Of course we’re all in favour of energy efficiency and home insulation. It’s a no-brainer. But I’m not convinced that you can pay for the loan out of energy savings — and nor, it seems, is anyone else. Take my own house. I already have six inches of loft insulation, and double glazing all round. I’d like to do cavity wall insulation, but it’s an old house and it doesn’t have cavity walls. I can’t see what more I can do, and I daresay many homes are in the same position.

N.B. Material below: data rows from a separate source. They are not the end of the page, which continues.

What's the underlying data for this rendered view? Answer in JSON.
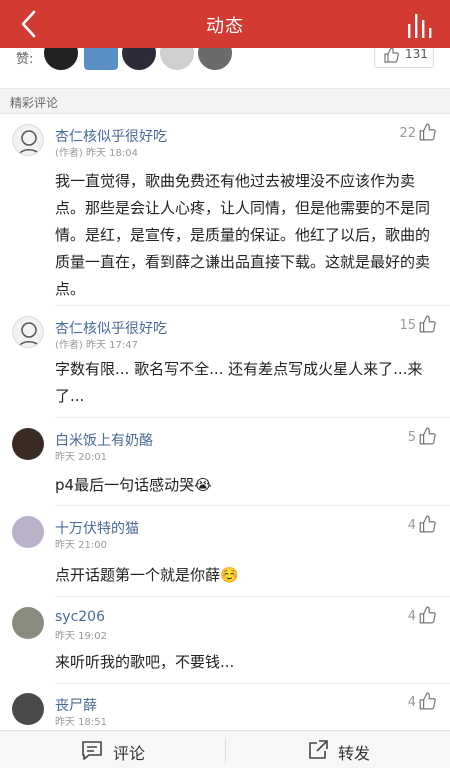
{
  "header": {
    "title": "动态"
  },
  "likes": {
    "label": "赞:",
    "count": "131"
  },
  "section": {
    "title": "精彩评论"
  },
  "comments": [
    {
      "name": "杏仁核似乎很好吃",
      "meta": "(作者) 昨天 18:04",
      "likes": "22",
      "text": "我一直觉得，歌曲免费还有他过去被埋没不应该作为卖点。那些是会让人心疼，让人同情，但是他需要的不是同情。是红，是宣传，是质量的保证。他红了以后，歌曲的质量一直在，看到薛之谦出品直接下载。这就是最好的卖点。"
    },
    {
      "name": "杏仁核似乎很好吃",
      "meta": "(作者) 昨天 17:47",
      "likes": "15",
      "text": "字数有限... 歌名写不全...  还有差点写成火星人来了...来了..."
    },
    {
      "name": "白米饭上有奶酪",
      "meta": "昨天 20:01",
      "likes": "5",
      "text": "p4最后一句话感动哭😭"
    },
    {
      "name": "十万伏特的猫",
      "meta": "昨天 21:00",
      "likes": "4",
      "text": "点开话题第一个就是你薛☺️"
    },
    {
      "name": "syc206",
      "meta": "昨天 19:02",
      "likes": "4",
      "text": "来听听我的歌吧，不要钱..."
    },
    {
      "name": "丧尸薛",
      "meta": "昨天 18:51",
      "likes": "4",
      "text": ""
    }
  ],
  "bottom": {
    "comment_label": "评论",
    "share_label": "转发"
  },
  "colors": {
    "brand": "#d33a31",
    "name": "#4a6a96"
  }
}
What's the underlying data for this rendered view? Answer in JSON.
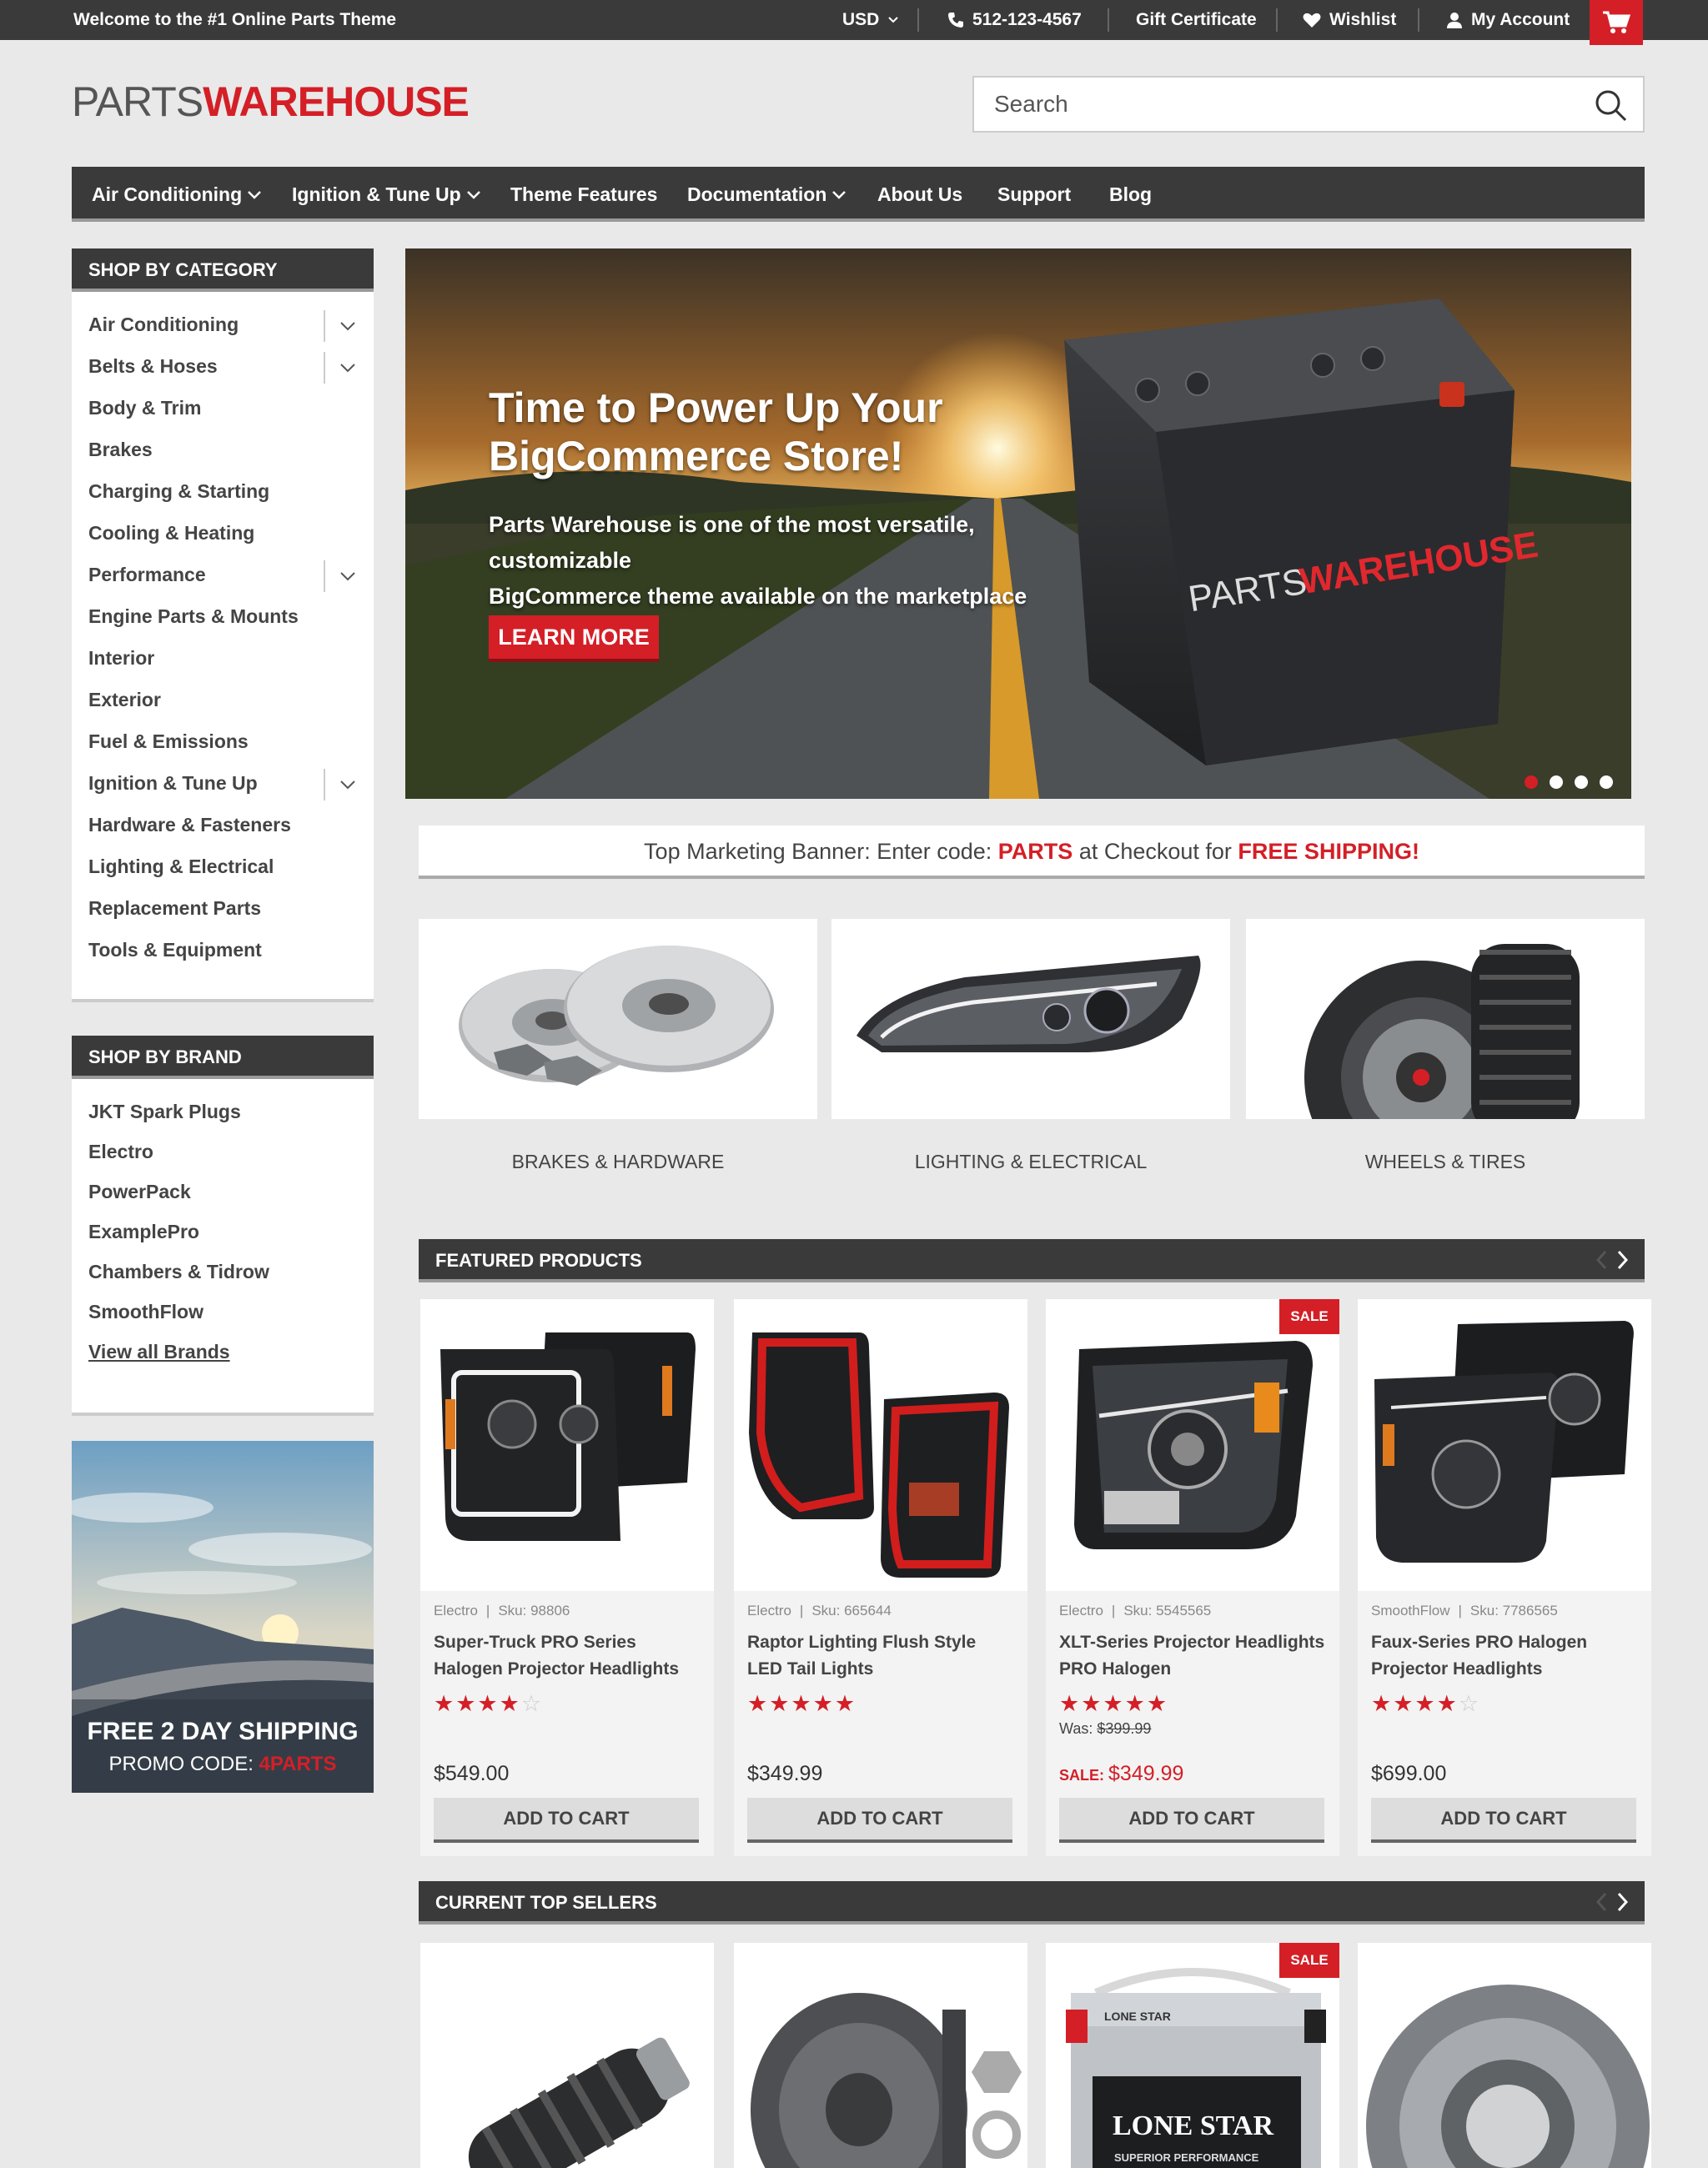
{
  "topbar": {
    "welcome": "Welcome to the #1 Online Parts Theme",
    "currency": "USD",
    "phone": "512-123-4567",
    "gift": "Gift Certificate",
    "wishlist": "Wishlist",
    "account": "My Account"
  },
  "logo": {
    "part1": "PARTS",
    "part2": "WAREHOUSE"
  },
  "search": {
    "placeholder": "Search"
  },
  "nav": [
    {
      "label": "Air Conditioning",
      "dropdown": true
    },
    {
      "label": "Ignition & Tune Up",
      "dropdown": true
    },
    {
      "label": "Theme Features",
      "dropdown": false
    },
    {
      "label": "Documentation",
      "dropdown": true
    },
    {
      "label": "About Us",
      "dropdown": false
    },
    {
      "label": "Support",
      "dropdown": false
    },
    {
      "label": "Blog",
      "dropdown": false
    }
  ],
  "categories": {
    "title": "SHOP BY CATEGORY",
    "items": [
      {
        "label": "Air Conditioning",
        "expand": true
      },
      {
        "label": "Belts & Hoses",
        "expand": true
      },
      {
        "label": "Body & Trim",
        "expand": false
      },
      {
        "label": "Brakes",
        "expand": false
      },
      {
        "label": "Charging & Starting",
        "expand": false
      },
      {
        "label": "Cooling & Heating",
        "expand": false
      },
      {
        "label": "Performance",
        "expand": true
      },
      {
        "label": "Engine Parts & Mounts",
        "expand": false
      },
      {
        "label": "Interior",
        "expand": false
      },
      {
        "label": "Exterior",
        "expand": false
      },
      {
        "label": "Fuel & Emissions",
        "expand": false
      },
      {
        "label": "Ignition & Tune Up",
        "expand": true
      },
      {
        "label": "Hardware & Fasteners",
        "expand": false
      },
      {
        "label": "Lighting & Electrical",
        "expand": false
      },
      {
        "label": "Replacement Parts",
        "expand": false
      },
      {
        "label": "Tools & Equipment",
        "expand": false
      }
    ]
  },
  "brands": {
    "title": "SHOP BY BRAND",
    "items": [
      "JKT Spark Plugs",
      "Electro",
      "PowerPack",
      "ExamplePro",
      "Chambers & Tidrow",
      "SmoothFlow"
    ],
    "view_all": "View all Brands"
  },
  "promo": {
    "line1": "FREE 2 DAY SHIPPING",
    "line2": "PROMO CODE: ",
    "code": "4PARTS"
  },
  "hero": {
    "title_line1": "Time to Power Up Your",
    "title_line2": "BigCommerce Store!",
    "subtitle_line1": "Parts Warehouse is one of the most versatile, customizable",
    "subtitle_line2": "BigCommerce theme available on the marketplace",
    "cta": "LEARN MORE",
    "battery_logo1": "PARTS",
    "battery_logo2": "WAREHOUSE"
  },
  "marketing": {
    "prefix": "Top Marketing Banner: Enter code: ",
    "code": "PARTS",
    "mid": " at Checkout for ",
    "offer": "FREE SHIPPING!"
  },
  "tiles": [
    "BRAKES & HARDWARE",
    "LIGHTING & ELECTRICAL",
    "WHEELS & TIRES"
  ],
  "featured": {
    "title": "FEATURED PRODUCTS",
    "products": [
      {
        "brand": "Electro",
        "sku": "Sku: 98806",
        "name": "Super-Truck PRO Series Halogen Projector Headlights",
        "stars": 4,
        "price": "$549.00",
        "cta": "ADD TO CART"
      },
      {
        "brand": "Electro",
        "sku": "Sku: 665644",
        "name": "Raptor Lighting Flush Style LED Tail Lights",
        "stars": 5,
        "price": "$349.99",
        "cta": "ADD TO CART"
      },
      {
        "brand": "Electro",
        "sku": "Sku: 5545565",
        "name": "XLT-Series Projector Headlights PRO Halogen",
        "stars": 5,
        "was_label": "Was: ",
        "was_price": "$399.99",
        "sale_label": "SALE: ",
        "price": "$349.99",
        "badge": "SALE",
        "cta": "ADD TO CART"
      },
      {
        "brand": "SmoothFlow",
        "sku": "Sku: 7786565",
        "name": "Faux-Series PRO Halogen Projector Headlights",
        "stars": 4,
        "price": "$699.00",
        "cta": "ADD TO CART"
      }
    ]
  },
  "topsellers": {
    "title": "CURRENT TOP SELLERS",
    "badge": "SALE",
    "battery_label": "LONE STAR",
    "battery_sub": "SUPERIOR PERFORMANCE",
    "battery_top": "LONE STAR"
  },
  "colors": {
    "accent": "#d41f27",
    "dark": "#3a3a3a",
    "bg": "#e9e9e9"
  }
}
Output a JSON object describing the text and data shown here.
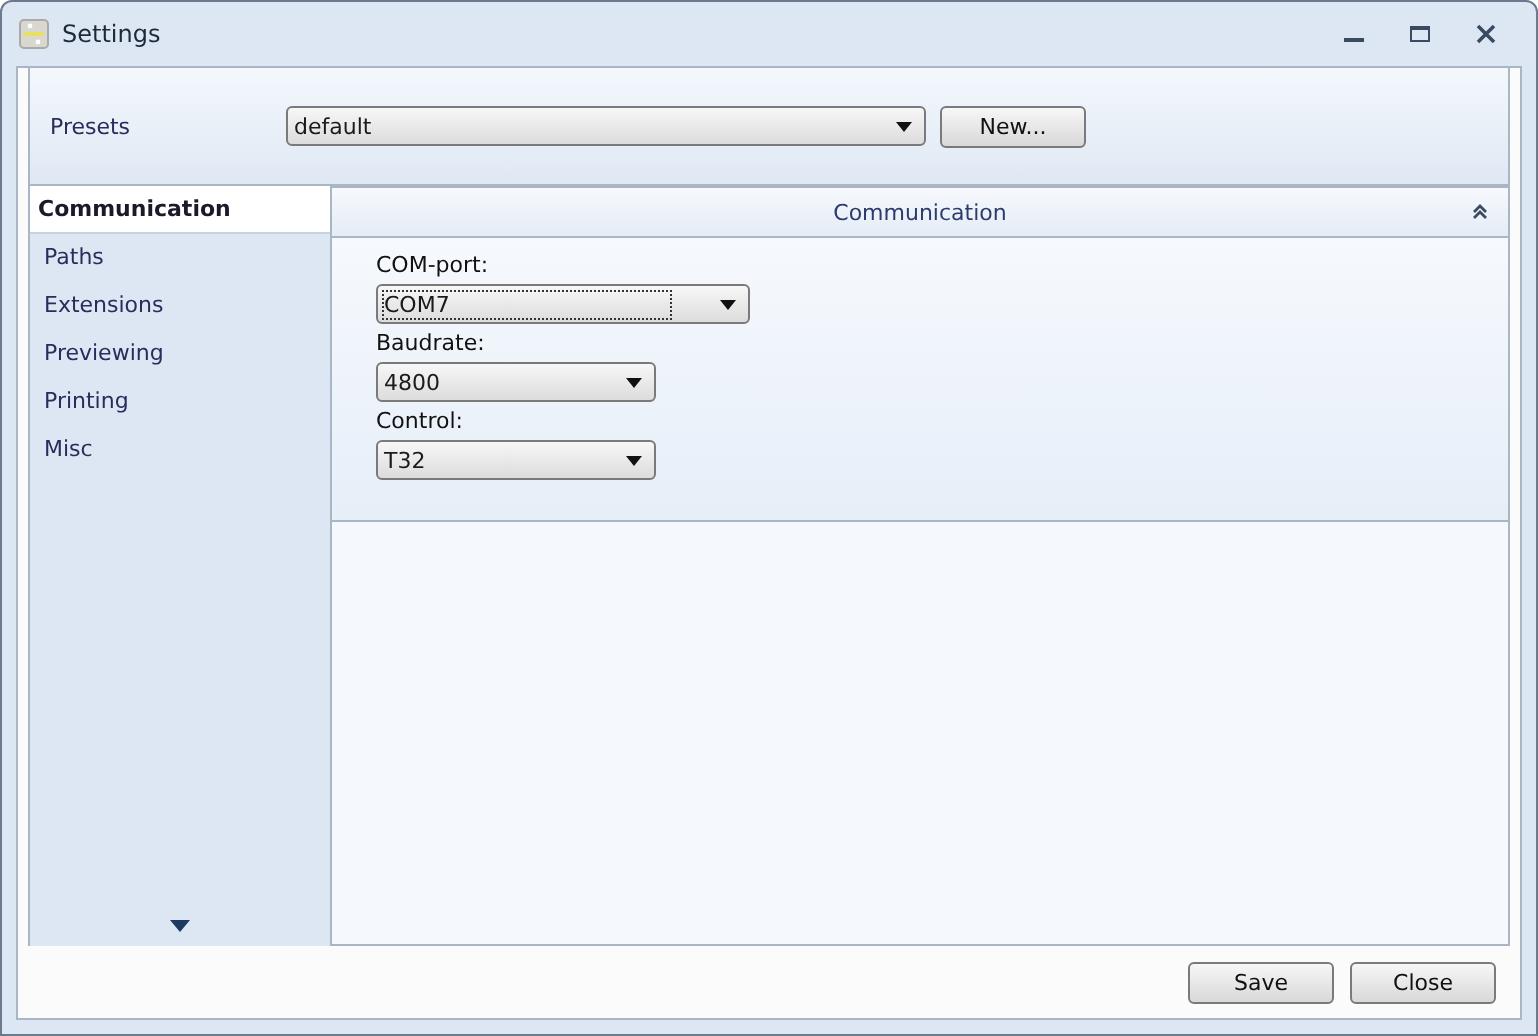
{
  "window": {
    "title": "Settings"
  },
  "presets": {
    "label": "Presets",
    "value": "default",
    "new_button": "New..."
  },
  "sidebar": {
    "items": [
      {
        "label": "Communication",
        "selected": true
      },
      {
        "label": "Paths",
        "selected": false
      },
      {
        "label": "Extensions",
        "selected": false
      },
      {
        "label": "Previewing",
        "selected": false
      },
      {
        "label": "Printing",
        "selected": false
      },
      {
        "label": "Misc",
        "selected": false
      }
    ]
  },
  "section": {
    "title": "Communication",
    "expanded": true,
    "fields": [
      {
        "label": "COM-port:",
        "value": "COM7",
        "focused": true,
        "wide": true
      },
      {
        "label": "Baudrate:",
        "value": "4800",
        "focused": false,
        "wide": false
      },
      {
        "label": "Control:",
        "value": "T32",
        "focused": false,
        "wide": false
      }
    ]
  },
  "buttons": [
    "Save",
    "Close"
  ]
}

Second idea: fossil fuel prices “will rise”. We’ve all been told for years that fossil fuels are getting scarce and therefore more expensive, and while electricity from wind farms is expensive now, it’ll look good (they say) in coming years, when fossil fuels are more expensive. (Even this doesn’t work — I have written elsewhere about the reasons why wind turbines actually don’t save any fossil fuel at all, when you allow for the necessary back-up). But it also shows Davey’s deep ignorance of global energy markets. We’ve been told since the sixties that fossil fuels will run out. We read Paul Ehrlich’s “The Population Bomb
”. Oil would run out by the eighties and we’d be starving by the nineties.
But somehow it didn’t happen like that. The more we use, the more we find. We’re in the middle of an energy revolution. Suddenly the world is awash with gas. We have gas reserves, quite possibly for centuries. America expects to be self-sufficient in gas by 2020 (and also to be the world’s largest oil producer, ahead of Saudi Arabia). China quite possibly has as much shale gas as America. Even we in the UK have rather a lot.
Medium term, the probability is that fossil fuel prices will stabilise, or even fall, as gas has in the USA. Whereas the cost of wind power may well increase as the durability and maintenance issues (especially offshore) come home to roost, and bite the ankle of the British Wind Energy Association.
Ed Davey is trying to deny the plain facts of the cost of his policies by dragging in extraneous factors — with dodgy pay-backs on insulation, and highly speculative estimates of future fossil fuel prices. Like so many green energy advocates, he just can’t face up to the reality that renewables are hugely expensive, wasteful and ineffectual. Pure gesture politics that we can no longer afford.